A. Seven reports overseas illustrate a possible link between overnight orthokeratology and bacterial corneal ulcers. The most recent was published in the March issue of Ophthalmology.
The study, done by Hong Kong researchers, included six case re-ports of children ages 9 to 14 who wore contact lenses overnight for orthokeratology and subsequently developed corneal ulcers and loss of best spectacle-corrected visual acuity due to scarring.1 (Five of the six patients tested positive for Pseudo-monas aeruginosa.)
Pseudomonas infection is somewhat rare in rigid lens wearers. But, the recent ARVO report by N. Yamamoto, P.M. Ladage and H.D. Cavanagh at Southwestern University in Dallas, showed a slight increase in Pseudomonas binding rates in rabbits with the use of orthokeratology designs when compared with controls using conventional lenses of the same material.2 Its unclear, however, as to how significant this may be and whether the results generalize to human subjects.
Despite the Hong Kong researchers efforts to identify the patients lens material (type and brand), diameter, power, base curves used, changes in corneal topography and fitting characteristics, such information was not made available.
Still, the researchers offer these theories about possible causes:
Children are more prone to trauma and are often not fully compliant in terms of maintenance and hygiene.
The compressive forces exerted by these lenses in the redistribution of corneal epithelium may result in local trauma at compressive points of the contact.
An already edematous ocular surface associated with nocturnal lens wear may render the corneal surface more susceptible to ulceration.
Serious infections may occur even with just overnight wear, as opposed to either extended wear (24 hours a day) or extensive daily use of contact lenses because of increased corneal hypoxia.
Several overseas reports have illustrated a possible link between orthokeratology and corneal ulcers.
There is no discussion in any of these case reports about how these lenses were fit or even if they were fit properly, adds Joel A. Silbert, O.D., director of the Cornea and Specialty Contact Lens Service at the Eye Institute.

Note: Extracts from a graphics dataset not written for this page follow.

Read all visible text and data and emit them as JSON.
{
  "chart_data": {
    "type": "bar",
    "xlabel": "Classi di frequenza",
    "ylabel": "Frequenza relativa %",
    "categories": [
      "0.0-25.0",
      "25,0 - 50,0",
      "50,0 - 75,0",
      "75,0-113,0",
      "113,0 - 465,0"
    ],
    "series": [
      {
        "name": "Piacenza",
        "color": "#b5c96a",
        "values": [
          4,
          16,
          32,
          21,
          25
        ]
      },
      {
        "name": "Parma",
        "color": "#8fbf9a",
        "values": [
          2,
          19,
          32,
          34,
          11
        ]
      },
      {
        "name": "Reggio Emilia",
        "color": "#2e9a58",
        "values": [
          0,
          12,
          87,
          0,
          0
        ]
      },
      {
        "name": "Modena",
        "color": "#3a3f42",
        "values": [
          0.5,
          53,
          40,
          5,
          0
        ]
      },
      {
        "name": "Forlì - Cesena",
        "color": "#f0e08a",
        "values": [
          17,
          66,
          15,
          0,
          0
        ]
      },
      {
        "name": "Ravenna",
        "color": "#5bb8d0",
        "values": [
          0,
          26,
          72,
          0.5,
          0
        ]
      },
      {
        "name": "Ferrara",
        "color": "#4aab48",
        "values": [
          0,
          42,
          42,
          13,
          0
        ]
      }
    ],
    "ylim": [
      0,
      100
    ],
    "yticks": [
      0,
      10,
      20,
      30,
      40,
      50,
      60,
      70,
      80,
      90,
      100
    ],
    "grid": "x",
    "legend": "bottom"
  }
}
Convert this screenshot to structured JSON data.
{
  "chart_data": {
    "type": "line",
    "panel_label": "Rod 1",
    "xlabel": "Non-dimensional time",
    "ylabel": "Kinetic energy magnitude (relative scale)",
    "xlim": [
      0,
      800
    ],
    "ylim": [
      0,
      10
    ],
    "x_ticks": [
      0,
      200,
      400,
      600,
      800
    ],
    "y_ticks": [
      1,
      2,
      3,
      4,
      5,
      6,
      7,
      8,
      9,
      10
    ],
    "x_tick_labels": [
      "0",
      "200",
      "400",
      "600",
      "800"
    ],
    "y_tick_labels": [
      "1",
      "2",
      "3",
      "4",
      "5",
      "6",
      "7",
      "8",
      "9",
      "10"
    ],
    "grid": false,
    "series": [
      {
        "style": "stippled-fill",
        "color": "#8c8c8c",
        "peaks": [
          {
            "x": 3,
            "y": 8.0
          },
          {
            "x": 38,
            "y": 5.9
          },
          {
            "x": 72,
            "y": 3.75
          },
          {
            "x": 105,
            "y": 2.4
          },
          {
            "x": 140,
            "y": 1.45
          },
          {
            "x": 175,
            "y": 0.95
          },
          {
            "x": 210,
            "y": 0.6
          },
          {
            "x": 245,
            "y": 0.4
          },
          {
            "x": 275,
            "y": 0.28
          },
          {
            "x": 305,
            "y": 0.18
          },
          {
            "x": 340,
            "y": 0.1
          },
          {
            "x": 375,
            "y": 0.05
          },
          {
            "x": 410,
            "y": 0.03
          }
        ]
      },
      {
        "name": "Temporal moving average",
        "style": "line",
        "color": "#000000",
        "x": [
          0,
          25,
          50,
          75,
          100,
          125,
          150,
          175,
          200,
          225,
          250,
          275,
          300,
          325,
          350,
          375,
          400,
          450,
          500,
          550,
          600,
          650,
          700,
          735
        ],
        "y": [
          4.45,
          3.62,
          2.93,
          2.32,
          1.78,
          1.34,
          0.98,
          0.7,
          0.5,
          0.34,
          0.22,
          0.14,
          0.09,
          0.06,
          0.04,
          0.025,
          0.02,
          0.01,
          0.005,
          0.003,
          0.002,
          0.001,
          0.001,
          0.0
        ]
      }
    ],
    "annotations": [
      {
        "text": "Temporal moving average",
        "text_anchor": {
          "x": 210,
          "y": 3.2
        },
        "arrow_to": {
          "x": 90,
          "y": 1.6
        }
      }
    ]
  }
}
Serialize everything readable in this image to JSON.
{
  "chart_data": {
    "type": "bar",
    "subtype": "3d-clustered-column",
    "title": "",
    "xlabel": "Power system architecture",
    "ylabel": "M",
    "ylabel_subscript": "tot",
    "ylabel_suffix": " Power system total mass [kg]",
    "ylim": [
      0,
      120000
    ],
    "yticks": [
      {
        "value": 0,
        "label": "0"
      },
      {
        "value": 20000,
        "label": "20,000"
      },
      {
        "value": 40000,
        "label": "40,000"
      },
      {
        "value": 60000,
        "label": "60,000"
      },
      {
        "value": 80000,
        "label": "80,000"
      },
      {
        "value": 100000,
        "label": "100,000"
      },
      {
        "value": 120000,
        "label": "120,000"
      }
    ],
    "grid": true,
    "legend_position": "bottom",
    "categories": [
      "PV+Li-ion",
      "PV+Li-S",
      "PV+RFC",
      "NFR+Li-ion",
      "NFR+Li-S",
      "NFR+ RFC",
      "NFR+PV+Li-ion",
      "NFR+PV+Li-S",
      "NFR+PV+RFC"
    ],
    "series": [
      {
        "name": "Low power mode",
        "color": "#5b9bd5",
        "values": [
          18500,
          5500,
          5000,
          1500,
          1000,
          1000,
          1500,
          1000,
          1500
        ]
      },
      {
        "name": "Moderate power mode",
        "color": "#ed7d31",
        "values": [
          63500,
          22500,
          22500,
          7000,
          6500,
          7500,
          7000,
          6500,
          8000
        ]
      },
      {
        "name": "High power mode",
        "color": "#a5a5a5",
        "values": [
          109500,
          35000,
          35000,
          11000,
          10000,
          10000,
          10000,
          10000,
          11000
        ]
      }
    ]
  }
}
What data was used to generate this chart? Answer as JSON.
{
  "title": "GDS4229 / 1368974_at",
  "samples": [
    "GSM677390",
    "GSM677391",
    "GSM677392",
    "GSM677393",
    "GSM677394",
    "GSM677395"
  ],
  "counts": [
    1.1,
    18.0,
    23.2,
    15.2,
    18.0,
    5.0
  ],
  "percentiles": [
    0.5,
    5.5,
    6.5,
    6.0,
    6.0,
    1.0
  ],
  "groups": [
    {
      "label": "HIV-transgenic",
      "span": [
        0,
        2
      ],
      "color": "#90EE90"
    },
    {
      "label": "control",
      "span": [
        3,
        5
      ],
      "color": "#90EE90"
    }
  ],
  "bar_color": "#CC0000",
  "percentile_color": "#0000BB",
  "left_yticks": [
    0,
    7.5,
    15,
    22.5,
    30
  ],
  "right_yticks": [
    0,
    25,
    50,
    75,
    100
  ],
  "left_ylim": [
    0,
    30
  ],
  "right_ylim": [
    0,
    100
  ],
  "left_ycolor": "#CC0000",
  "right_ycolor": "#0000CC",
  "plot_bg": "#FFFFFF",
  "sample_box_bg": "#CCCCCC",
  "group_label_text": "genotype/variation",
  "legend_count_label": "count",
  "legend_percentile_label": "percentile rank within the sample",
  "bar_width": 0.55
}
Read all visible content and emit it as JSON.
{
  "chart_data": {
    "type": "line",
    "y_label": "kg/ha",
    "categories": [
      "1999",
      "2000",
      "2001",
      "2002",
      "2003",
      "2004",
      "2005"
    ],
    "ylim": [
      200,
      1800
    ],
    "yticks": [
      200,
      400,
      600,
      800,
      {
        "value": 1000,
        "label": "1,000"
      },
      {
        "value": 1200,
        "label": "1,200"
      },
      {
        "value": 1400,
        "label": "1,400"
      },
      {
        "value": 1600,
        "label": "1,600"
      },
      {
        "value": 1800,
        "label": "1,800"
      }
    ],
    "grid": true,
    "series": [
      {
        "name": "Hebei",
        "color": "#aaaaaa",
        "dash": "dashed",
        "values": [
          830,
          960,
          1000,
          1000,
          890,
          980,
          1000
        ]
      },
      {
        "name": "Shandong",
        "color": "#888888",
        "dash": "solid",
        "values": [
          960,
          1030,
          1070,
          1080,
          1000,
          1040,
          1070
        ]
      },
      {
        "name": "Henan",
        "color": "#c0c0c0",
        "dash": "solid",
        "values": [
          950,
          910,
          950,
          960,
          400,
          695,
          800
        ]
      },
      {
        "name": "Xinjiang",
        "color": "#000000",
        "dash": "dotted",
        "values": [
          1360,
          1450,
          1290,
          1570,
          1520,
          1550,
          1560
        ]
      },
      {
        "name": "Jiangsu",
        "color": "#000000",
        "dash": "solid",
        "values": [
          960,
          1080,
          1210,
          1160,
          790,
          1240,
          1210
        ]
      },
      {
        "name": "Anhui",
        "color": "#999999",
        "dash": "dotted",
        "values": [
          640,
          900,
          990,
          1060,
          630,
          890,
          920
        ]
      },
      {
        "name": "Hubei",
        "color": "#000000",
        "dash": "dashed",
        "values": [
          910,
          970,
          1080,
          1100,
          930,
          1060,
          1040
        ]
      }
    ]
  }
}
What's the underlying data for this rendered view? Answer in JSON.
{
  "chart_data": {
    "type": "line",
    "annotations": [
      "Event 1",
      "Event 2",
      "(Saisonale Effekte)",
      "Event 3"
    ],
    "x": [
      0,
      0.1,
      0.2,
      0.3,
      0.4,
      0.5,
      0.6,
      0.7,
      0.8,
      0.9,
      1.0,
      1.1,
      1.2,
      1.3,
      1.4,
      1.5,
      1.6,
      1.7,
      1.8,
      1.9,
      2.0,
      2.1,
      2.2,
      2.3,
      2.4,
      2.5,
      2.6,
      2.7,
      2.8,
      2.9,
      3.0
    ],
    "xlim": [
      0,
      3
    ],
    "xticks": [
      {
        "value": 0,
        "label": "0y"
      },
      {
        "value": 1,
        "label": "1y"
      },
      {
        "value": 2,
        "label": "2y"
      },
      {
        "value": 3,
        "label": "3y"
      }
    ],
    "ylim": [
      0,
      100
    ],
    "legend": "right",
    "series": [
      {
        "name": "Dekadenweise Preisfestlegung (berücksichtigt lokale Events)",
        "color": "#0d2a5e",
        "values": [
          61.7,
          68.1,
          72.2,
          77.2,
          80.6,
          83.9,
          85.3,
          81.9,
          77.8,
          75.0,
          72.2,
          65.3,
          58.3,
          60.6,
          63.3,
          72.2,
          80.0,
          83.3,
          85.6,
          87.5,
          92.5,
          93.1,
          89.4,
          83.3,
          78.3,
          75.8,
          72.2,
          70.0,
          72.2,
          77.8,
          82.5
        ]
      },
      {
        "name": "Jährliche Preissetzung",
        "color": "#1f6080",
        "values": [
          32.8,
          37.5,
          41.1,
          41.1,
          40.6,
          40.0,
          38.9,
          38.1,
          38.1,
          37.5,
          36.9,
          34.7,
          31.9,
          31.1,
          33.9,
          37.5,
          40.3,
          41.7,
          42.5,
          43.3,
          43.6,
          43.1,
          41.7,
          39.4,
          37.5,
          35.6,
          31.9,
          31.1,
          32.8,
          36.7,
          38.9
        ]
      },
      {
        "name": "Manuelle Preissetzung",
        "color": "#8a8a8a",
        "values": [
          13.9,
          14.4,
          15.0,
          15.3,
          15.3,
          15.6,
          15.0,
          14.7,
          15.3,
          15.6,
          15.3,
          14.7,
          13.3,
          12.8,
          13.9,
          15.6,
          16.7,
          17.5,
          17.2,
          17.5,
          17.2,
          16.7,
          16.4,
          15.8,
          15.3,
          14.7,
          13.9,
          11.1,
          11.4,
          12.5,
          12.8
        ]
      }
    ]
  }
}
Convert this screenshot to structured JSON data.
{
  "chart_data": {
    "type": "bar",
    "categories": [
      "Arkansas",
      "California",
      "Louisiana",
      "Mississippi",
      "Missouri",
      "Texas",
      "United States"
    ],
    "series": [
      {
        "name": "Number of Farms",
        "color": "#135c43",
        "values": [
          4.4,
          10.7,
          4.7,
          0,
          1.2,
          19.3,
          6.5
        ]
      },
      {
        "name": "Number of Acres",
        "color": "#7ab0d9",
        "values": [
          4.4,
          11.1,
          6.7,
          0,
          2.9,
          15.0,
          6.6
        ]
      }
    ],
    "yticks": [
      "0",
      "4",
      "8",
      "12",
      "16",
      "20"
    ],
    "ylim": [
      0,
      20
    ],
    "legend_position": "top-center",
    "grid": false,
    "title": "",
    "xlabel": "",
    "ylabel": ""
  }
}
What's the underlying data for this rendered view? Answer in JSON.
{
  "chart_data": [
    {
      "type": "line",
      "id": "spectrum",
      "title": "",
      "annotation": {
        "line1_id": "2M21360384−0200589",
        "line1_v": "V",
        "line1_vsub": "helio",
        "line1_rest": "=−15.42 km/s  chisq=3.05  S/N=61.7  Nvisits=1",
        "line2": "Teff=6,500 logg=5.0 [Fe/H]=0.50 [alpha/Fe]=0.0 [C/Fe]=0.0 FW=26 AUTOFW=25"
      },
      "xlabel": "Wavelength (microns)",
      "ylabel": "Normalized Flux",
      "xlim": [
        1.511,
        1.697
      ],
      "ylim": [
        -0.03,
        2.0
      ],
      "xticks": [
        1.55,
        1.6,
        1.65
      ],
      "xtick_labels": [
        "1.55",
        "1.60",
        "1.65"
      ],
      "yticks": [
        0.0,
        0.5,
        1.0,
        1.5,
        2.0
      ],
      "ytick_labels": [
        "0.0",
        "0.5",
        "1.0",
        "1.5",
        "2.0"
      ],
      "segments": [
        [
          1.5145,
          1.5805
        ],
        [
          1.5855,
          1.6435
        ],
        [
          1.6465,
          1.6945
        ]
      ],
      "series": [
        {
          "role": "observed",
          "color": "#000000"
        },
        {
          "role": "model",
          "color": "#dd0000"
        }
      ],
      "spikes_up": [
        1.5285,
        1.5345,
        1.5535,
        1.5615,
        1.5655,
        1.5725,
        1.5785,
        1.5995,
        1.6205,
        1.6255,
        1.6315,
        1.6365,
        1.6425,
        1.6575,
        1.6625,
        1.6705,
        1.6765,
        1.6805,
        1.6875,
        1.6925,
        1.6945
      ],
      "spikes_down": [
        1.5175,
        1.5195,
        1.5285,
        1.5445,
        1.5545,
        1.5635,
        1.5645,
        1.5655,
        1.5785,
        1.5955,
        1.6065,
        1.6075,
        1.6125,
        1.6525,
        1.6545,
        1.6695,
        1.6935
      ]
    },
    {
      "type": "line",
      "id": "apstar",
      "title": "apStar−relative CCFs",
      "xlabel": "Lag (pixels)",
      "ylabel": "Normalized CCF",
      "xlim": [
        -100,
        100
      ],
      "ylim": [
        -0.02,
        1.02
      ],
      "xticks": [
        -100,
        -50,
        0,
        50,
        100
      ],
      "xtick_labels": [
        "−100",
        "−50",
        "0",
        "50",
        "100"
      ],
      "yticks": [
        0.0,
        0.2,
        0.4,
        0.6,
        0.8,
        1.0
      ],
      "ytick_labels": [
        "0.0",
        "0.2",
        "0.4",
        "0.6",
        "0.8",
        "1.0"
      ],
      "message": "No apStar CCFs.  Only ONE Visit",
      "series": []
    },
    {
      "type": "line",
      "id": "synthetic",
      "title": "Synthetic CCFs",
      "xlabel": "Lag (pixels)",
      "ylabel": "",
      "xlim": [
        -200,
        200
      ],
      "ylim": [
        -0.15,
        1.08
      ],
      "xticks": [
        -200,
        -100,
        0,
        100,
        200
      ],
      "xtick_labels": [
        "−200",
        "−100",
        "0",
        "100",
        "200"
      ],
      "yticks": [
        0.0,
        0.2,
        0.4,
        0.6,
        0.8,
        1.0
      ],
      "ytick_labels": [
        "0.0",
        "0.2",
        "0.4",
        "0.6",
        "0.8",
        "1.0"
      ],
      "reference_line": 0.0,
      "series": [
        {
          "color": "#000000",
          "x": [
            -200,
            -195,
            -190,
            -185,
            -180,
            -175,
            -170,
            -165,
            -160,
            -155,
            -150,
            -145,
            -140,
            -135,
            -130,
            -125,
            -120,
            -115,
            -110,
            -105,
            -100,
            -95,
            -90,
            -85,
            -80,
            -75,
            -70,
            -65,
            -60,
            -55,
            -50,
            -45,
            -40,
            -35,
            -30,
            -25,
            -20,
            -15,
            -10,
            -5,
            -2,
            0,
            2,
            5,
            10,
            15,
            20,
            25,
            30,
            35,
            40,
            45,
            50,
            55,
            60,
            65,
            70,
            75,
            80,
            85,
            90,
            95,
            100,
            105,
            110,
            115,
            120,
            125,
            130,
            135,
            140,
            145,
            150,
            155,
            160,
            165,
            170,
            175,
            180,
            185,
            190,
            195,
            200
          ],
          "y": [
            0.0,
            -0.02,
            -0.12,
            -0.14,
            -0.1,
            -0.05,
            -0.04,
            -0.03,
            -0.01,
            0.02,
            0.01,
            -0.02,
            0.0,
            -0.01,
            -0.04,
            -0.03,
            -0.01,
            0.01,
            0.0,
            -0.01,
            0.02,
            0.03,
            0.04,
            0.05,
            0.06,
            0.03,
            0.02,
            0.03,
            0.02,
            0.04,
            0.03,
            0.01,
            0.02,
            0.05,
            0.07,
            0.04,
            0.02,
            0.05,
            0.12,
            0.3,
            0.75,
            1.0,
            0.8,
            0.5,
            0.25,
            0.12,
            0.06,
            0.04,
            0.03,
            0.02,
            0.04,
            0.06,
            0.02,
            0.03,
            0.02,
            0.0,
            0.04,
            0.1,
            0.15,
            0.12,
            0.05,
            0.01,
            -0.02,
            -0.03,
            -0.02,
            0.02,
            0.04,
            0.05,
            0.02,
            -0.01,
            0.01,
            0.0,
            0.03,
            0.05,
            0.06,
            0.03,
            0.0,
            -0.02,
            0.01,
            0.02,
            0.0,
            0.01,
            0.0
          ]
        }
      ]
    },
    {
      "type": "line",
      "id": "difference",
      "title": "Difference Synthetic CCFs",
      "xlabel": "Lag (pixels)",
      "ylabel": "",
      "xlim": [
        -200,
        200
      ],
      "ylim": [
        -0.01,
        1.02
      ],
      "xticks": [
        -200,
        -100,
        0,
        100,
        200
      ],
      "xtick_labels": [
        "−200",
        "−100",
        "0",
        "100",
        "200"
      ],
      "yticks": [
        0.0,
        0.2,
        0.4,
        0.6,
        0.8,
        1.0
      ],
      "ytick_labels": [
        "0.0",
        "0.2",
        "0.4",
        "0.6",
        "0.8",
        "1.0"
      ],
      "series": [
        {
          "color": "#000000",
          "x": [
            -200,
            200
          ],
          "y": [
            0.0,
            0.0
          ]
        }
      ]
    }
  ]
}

We also dont know what type of lens was used, and we have no information as to whether they were using high Dk materials.
So, should these studies influence our current practice here in the United States? No, says Dr. Silbert. We cannot let these studies panic us and allow the people who write them to imply that ortho-K as a procedure is unsafe because thats not true, he says. And I think statistically, if someone looks at these studies, its a miniscule percentage.
1. Young AL, Leung AT, Cheng LL, et al. Orthokeratology lens-related corneal ulcers in children: a case series. Ophthalmology 2004 Mar;111(3):590-5.
2. Yamamoto, N, Ladage, PM, Cavanagh, HD. Pseudomonas aeruginosa binding to the rabbit corneal surface following orthokeratology lens wear. ARVO abstract 1582, 2004.
3. Chen KH, Kuang TM, Hsu WM. Serratia marcescens corneal ulcer as a complication of orthokeratology. Am J Ophthalmol 2001 Aug;132(2):257-8.
4. Lu L, Zou L, Wang R. Orthokeratology induced infective corneal ulcer. Zhonghua Yan Ke Za Zhi 2002 Nov;37(6):443-6.
5. Hutchinson K, Apel A. Infectious keratitis in orthokeratology. Clin Experiment Ophthalmol 2002 Feb;30(1):49-51.
6. Young AL, Leung AT, Cheung EY, et al. Orthokeratology lens-related Pseudomonas aeruginosa infectious keratitis. Cornea 2003 Apr;22(3):265-6.
7. Lau LI, Wu CC, Lee SM, Hsu WM. Pseudomonas corneal ulcer related to overnight orthokeratology. Cornea 2003 Apr;22(3):262-4.
8. Wang JC, Lim L. Unusual morphology in orthokeratology contact lens-related cornea ulcer. Eye Contact Lens 2003 Jul;29(3):190-2.